Aslında sanırım çekilen aşk acısı olmuyor bir süre sonra. o kişinin yokluğuna alışmak bize acı veriyor. Onun artık hayatımızda olmaması. Sesini unutmaya başlamak acı veriyor, bakışlarını hatırlamak. Izmarit kokan ellerini özlemek bile acı veriyor. ama bu da geçiyordur eminim. Insanlar ne acılara göğüs geriyor. Çokta büyütmemek lazım o yüzden.
Vucudumuzda görünmeyen tek yaradır. Bu yaranın acısı özlediğin zaman optimum noktaya ulaşır. Bu yaranın merhemi yine insanın kendisindedir. Çünkü biz sana tamamen unut demiyoruz karşim en azından biraz zorla kendini hatırlamaya bilirsin bari sana bu ızdırabı çektiren zalımın kızını. Gerçek aşk; birisinin mutluluğunu en içten şekilde dilemendir. Yani sen mutsuz olacaksan bile sevdiğinin mutluluğunu dilemelisin.
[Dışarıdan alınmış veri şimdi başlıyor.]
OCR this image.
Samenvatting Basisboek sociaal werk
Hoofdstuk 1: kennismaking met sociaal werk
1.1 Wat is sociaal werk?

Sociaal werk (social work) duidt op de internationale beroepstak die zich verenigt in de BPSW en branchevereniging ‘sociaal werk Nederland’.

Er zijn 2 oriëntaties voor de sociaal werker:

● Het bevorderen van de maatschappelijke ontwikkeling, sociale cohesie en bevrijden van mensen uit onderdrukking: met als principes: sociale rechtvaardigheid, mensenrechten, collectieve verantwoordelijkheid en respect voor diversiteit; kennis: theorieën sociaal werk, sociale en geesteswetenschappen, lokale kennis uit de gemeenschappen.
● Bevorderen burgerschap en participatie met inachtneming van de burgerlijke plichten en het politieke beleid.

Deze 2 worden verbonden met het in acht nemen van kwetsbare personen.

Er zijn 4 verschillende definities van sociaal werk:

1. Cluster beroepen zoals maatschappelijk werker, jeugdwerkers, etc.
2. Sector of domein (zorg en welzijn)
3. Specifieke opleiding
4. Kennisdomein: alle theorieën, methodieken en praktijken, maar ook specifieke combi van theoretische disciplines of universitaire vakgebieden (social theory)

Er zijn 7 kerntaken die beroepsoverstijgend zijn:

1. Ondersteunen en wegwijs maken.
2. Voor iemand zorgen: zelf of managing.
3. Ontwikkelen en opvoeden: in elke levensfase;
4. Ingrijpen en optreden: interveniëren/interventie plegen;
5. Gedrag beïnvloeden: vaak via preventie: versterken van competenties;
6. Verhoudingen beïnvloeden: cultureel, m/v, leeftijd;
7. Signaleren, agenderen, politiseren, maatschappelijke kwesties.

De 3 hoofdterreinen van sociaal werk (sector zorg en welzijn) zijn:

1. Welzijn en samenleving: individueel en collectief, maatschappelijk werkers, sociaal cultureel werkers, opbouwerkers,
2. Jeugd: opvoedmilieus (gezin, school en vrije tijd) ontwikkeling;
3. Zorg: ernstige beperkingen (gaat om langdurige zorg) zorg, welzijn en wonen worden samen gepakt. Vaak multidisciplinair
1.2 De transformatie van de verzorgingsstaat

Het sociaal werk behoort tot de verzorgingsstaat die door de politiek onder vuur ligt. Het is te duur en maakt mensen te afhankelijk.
Yani kavuşamamayı da göze alcaksın.
Tam unuttum yaa, yureğim artık cız etmiyor; her şeyde aklıma o gelmiyor derken hoop beyfendinin mesajına maruz kalarak tekrar ortaya çıkan acıların en anlamsız ama anlamlı çeşitidir. Ulan yüreğim yandı kavruldu be. insanın şu entryi girerken bile gözü dolar mı?
Herkesin yara izi vardır. Bize de gönlümüzde açılan yarayı tatmak düştü. Kendisi şuan başka elleri tutsa da başkalarına sarılsa da başkaları ile evlilik hayali kursa bile seviyorum. Tek isteğim bi arasın hal hatır sorsun.